El comienzo de las sagas radica en la historia. La primera «escuela» literaria de Islandia estaba situada en el sur, en Oddi y Haukadal y con la cual están asociados los nombres gloriosos de Sæmund el Erudito y Ari Thorgilsson. Ésta era una escuela aristocrática, erudita en sus intereses y productora de historias formalistas, genealogías, anales y sumarios de datos biográficos que los autores de sagas usarían más tarde con prodigalidad. En Libellus Islandorum (h. 1122-33) de Ari, el énfasis recae tan acentuadamente sobre la verdad histórica que la simple mención de cualquier hecho en esta obra es, en general, garantía de su veracidad. Recordemos que según Snorri Sturluson, Ari fue el primer autor que escribió obras eruditas en el lenguaje nativo. Pero para la época de Víglundar Saga y compilaciones similares del siglo XVI, el elemento histórico había desaparecido. Entre dichos extremos es posible rastrear el origen y desarrollo de la narrativa islandesa en la erudición histórica, rigurosa y exacta, como en Oddi y Haukadal, o más romántica y legendaria, como en Thingeyrar en el norte, pero que pronto tuvo que inclinarse ante el deseo de entretenimiento a la par que instrucción mostrado por el público, o sea, hacia lo que fuese popular al mismo tiempo que históricamente acreditado. Lento al principio, luego con mayor rapidez, el artista creador gana la partida al historiador, hasta que el talento y la historia se combinan en Egils Saga, 1220-25. Unos cincuenta años más tarde, en Njála, el artista logra sin trabas su máximo triunfo, aunque su narrativa se apoye en el lecho de la antigua erudición histórica. Para la época de la última recensión de Grettis Saga, hacia 1310-20, el autor maneja su material aún con mayor libertad, y el proceso histórico resulta mucho menos discernible bajo el velo de la leyenda y tradición maravillosas; finalmente, en Víglundar Saga la historia ha caído en una absurda pretensión de colorido histórico.

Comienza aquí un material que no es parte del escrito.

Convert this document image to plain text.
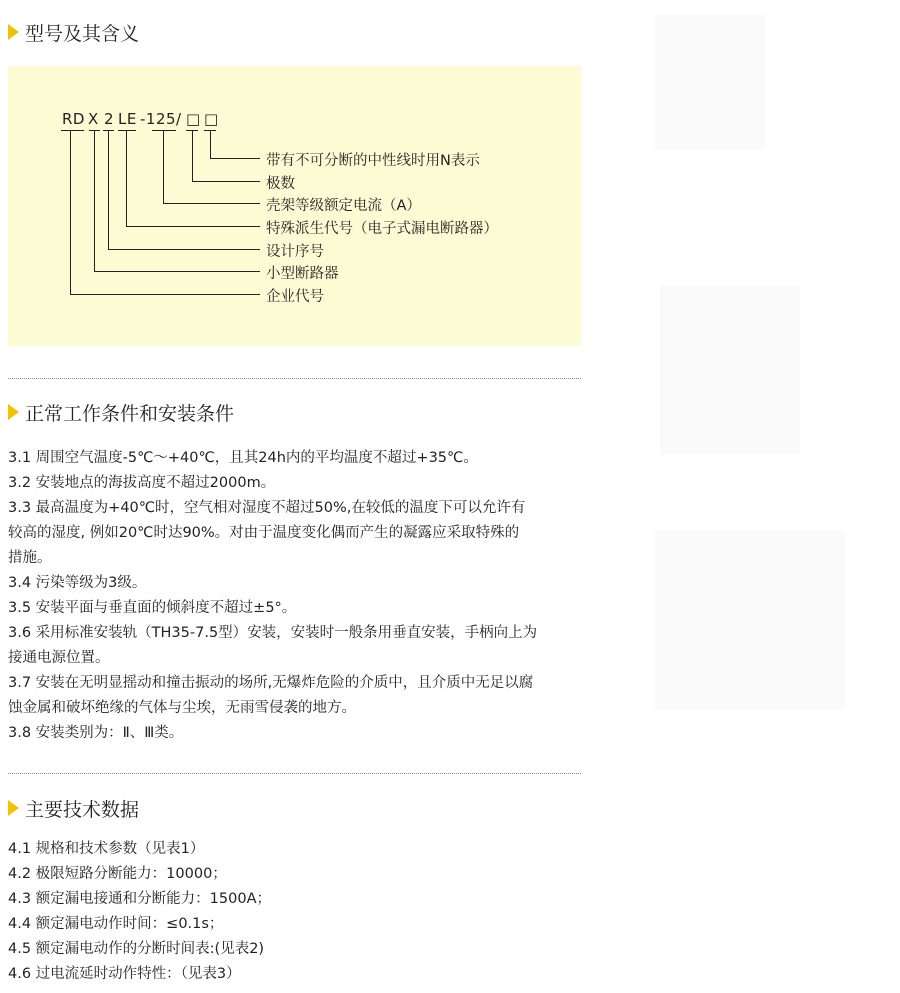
型号及其含义
RD X 2 LE -125/ □ □
带有不可分断的中性线时用N表示
极数
壳架等级额定电流（A）
特殊派生代号（电子式漏电断路器）
设计序号
小型断路器
企业代号
正常工作条件和安装条件
3.1 周围空气温度-5℃～+40℃，且其24h内的平均温度不超过+35℃。
3.2 安装地点的海拔高度不超过2000m。
3.3 最高温度为+40℃时，空气相对湿度不超过50%,在较低的温度下可以允许有
较高的湿度, 例如20℃时达90%。对由于温度变化偶而产生的凝露应采取特殊的
措施。
3.4 污染等级为3级。
3.5 安装平面与垂直面的倾斜度不超过±5°。
3.6 采用标准安装轨（TH35-7.5型）安装，安装时一般条用垂直安装，手柄向上为
接通电源位置。
3.7 安装在无明显摇动和撞击振动的场所,无爆炸危险的介质中，且介质中无足以腐
蚀金属和破坏绝缘的气体与尘埃，无雨雪侵袭的地方。
3.8 安装类别为：Ⅱ、Ⅲ类。
主要技术数据
4.1 规格和技术参数（见表1）
4.2 极限短路分断能力：10000；
4.3 额定漏电接通和分断能力：1500A；
4.4 额定漏电动作时间：≤0.1s；
4.5 额定漏电动作的分断时间表:(见表2)
4.6 过电流延时动作特性：（见表3）
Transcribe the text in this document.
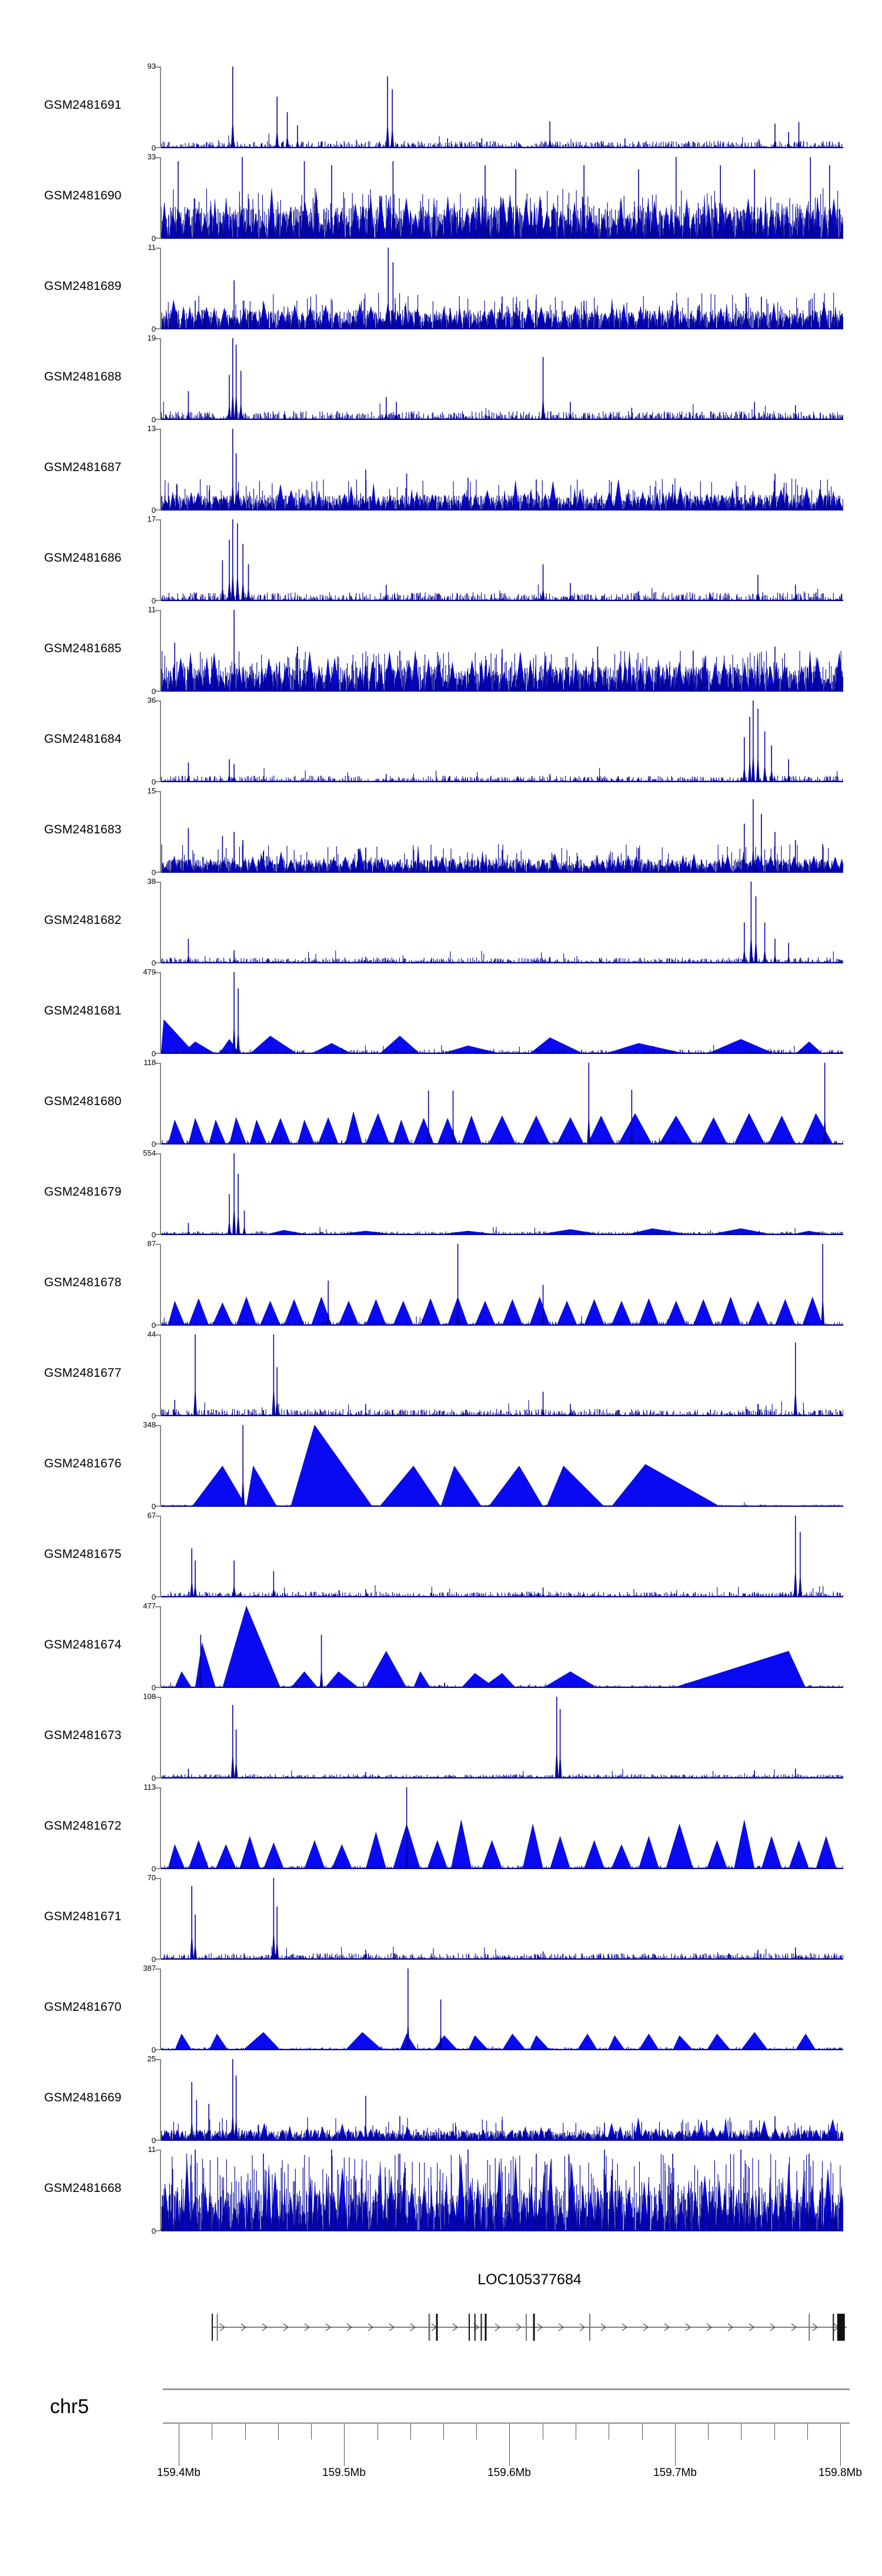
GSM2481691
93
0
GSM2481690
33
0
GSM2481689
11
0
GSM2481688
19
0
GSM2481687
13
0
GSM2481686
17
0
GSM2481685
11
0
GSM2481684
36
0
GSM2481683
15
0
GSM2481682
38
0
GSM2481681
479
0
GSM2481680
118
0
GSM2481679
554
0
GSM2481678
87
0
GSM2481677
44
0
GSM2481676
348
0
GSM2481675
67
0
GSM2481674
477
0
GSM2481673
108
0
GSM2481672
113
0
GSM2481671
70
0
GSM2481670
387
0
GSM2481669
25
0
GSM2481668
11
0
LOC105377684
chr5
159.4Mb	159.5Mb	159.6Mb	159.7Mb	159.8Mb
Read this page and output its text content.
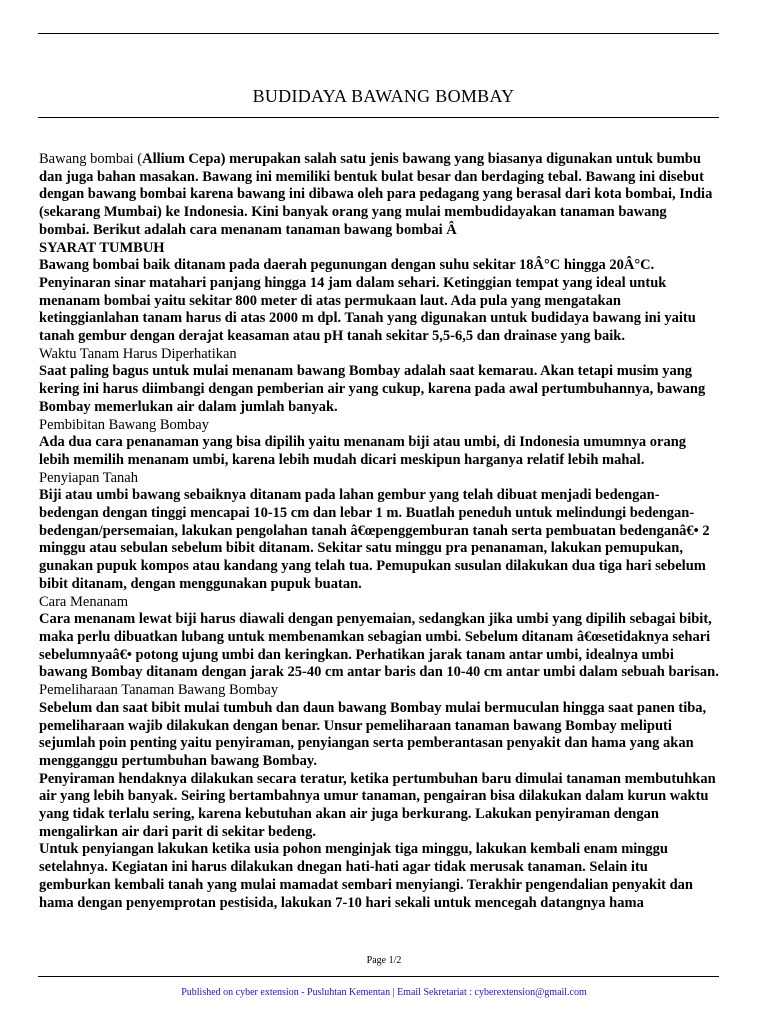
BUDIDAYA BAWANG BOMBAY

Bawang bombai (Allium Cepa) merupakan salah satu jenis bawang yang biasanya digunakan untuk bumbu dan juga bahan masakan. Bawang ini memiliki bentuk bulat besar dan berdaging tebal. Bawang ini disebut dengan bawang bombai karena bawang ini dibawa oleh para pedagang yang berasal dari kota bombai, India (sekarang Mumbai) ke Indonesia. Kini banyak orang yang mulai membudidayakan tanaman bawang bombai. Berikut adalah cara menanam tanaman bawang bombai Â

SYARAT TUMBUH

Bawang bombai baik ditanam pada daerah pegunungan dengan suhu sekitar 18Â°C hingga 20Â°C. Penyinaran sinar matahari panjang hingga 14 jam dalam sehari. Ketinggian tempat yang ideal untuk menanam bombai yaitu sekitar 800 meter di atas permukaan laut. Ada pula yang mengatakan ketinggianlahan tanam harus di atas 2000 m dpl. Tanah yang digunakan untuk budidaya bawang ini yaitu tanah gembur dengan derajat keasaman atau pH tanah sekitar 5,5-6,5 dan drainase yang baik.

Waktu Tanam Harus Diperhatikan

Saat paling bagus untuk mulai menanam bawang Bombay adalah saat kemarau. Akan tetapi musim yang kering ini harus diimbangi dengan pemberian air yang cukup, karena pada awal pertumbuhannya, bawang Bombay memerlukan air dalam jumlah banyak.

Pembibitan Bawang Bombay

Ada dua cara penanaman yang bisa dipilih yaitu menanam biji atau umbi, di Indonesia umumnya orang lebih memilih menanam umbi, karena lebih mudah dicari meskipun harganya relatif lebih mahal.

Penyiapan Tanah

Biji atau umbi bawang sebaiknya ditanam pada lahan gembur yang telah dibuat menjadi bedengan-bedengan dengan tinggi mencapai 10-15 cm dan lebar 1 m. Buatlah peneduh untuk melindungi bedengan-bedengan/persemaian, lakukan pengolahan tanah â€œpenggemburan tanah serta pembuatan bedenganâ€• 2 minggu atau sebulan sebelum bibit ditanam. Sekitar satu minggu pra penanaman, lakukan pemupukan, gunakan pupuk kompos atau kandang yang telah tua. Pemupukan susulan dilakukan dua tiga hari sebelum bibit ditanam, dengan menggunakan pupuk buatan.

Cara Menanam

Cara menanam lewat biji harus diawali dengan penyemaian, sedangkan jika umbi yang dipilih sebagai bibit, maka perlu dibuatkan lubang untuk membenamkan sebagian umbi. Sebelum ditanam â€œsetidaknya sehari sebelumnyaâ€• potong ujung umbi dan keringkan. Perhatikan jarak tanam antar umbi, idealnya umbi bawang Bombay ditanam dengan jarak 25-40 cm antar baris dan 10-40 cm antar umbi dalam sebuah barisan.

Pemeliharaan Tanaman Bawang Bombay

Sebelum dan saat bibit mulai tumbuh dan daun bawang Bombay mulai bermuculan hingga saat panen tiba, pemeliharaan wajib dilakukan dengan benar. Unsur pemeliharaan tanaman bawang Bombay meliputi sejumlah poin penting yaitu penyiraman, penyiangan serta pemberantasan penyakit dan hama yang akan mengganggu pertumbuhan bawang Bombay.

Penyiraman hendaknya dilakukan secara teratur, ketika pertumbuhan baru dimulai tanaman membutuhkan air yang lebih banyak. Seiring bertambahnya umur tanaman, pengairan bisa dilakukan dalam kurun waktu yang tidak terlalu sering, karena kebutuhan akan air juga berkurang. Lakukan penyiraman dengan mengalirkan air dari parit di sekitar bedeng.

Untuk penyiangan lakukan ketika usia pohon menginjak tiga minggu, lakukan kembali enam minggu setelahnya. Kegiatan ini harus dilakukan dnegan hati-hati agar tidak merusak tanaman. Selain itu gemburkan kembali tanah yang mulai mamadat sembari menyiangi. Terakhir pengendalian penyakit dan hama dengan penyemprotan pestisida, lakukan 7-10 hari sekali untuk mencegah datangnya hama

Page 1/2
Published on cyber extension - Pusluhtan Kementan | Email Sekretariat : cyberextension@gmail.com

De todo esto se sigue que en la mayoría de las sagas familiares, aquéllas cuya compilación y redacción se hicieron de un modo serio y responsable, hay una firme base histórica y de conocimiento de la antigüedad. Sin embargo, no olvidemos que nos referimos a la historia tal como la entendía la mente medieval y que los autores de las sagas manejaban acontecimientos que habían sucedido unos doscientos o trescientos años antes. De lo cual se desprende en último término que la historicidad de cada saga debe establecerse: de una manera positiva, comprobándola con toda clase de fuentes de información (si es posible, refrendándola con la arqueología), y de una forma negativa, con la precaución de distinguir entre los elementos razonables e increíbles de la narración. Recordando además que, si bien la ficción o la refundición del material en el crisol de la imaginación creadora era un elemento esencial de todas las sagas familiares, no existiría saga alguna si no fuera por el interés de los autores en la historia y su respeto por el método histórico contemporáneo. Excelentes ejemplos de esto son las sagas de Erik el Rojo y de los groenlandeses. Se apoyan en una buena tradición histórica acerca del descubrimiento y los asentamientos en Groenlandia y el intento de colonización en Norteamérica. A través de los siglos esta tradición ha recogido adiciones y confusiones, pero su validez ha sido siempre discernible. Además, en los últimos dos años, se ha visto confirmada por el descubrimiento, en Qagssiarssuk-Brattahlid, de la antigua iglesia de Thjodhild, hecha de césped, «no demasiado cerca» de la granja de Erik y, también, por el aumento de datos para la evidencia de que la extremidad septentrional de Terranova y el área de Sacred Bay fueron las zonas que los nórdicos habitaron en el antiguo «Promontorium Winlandiæ».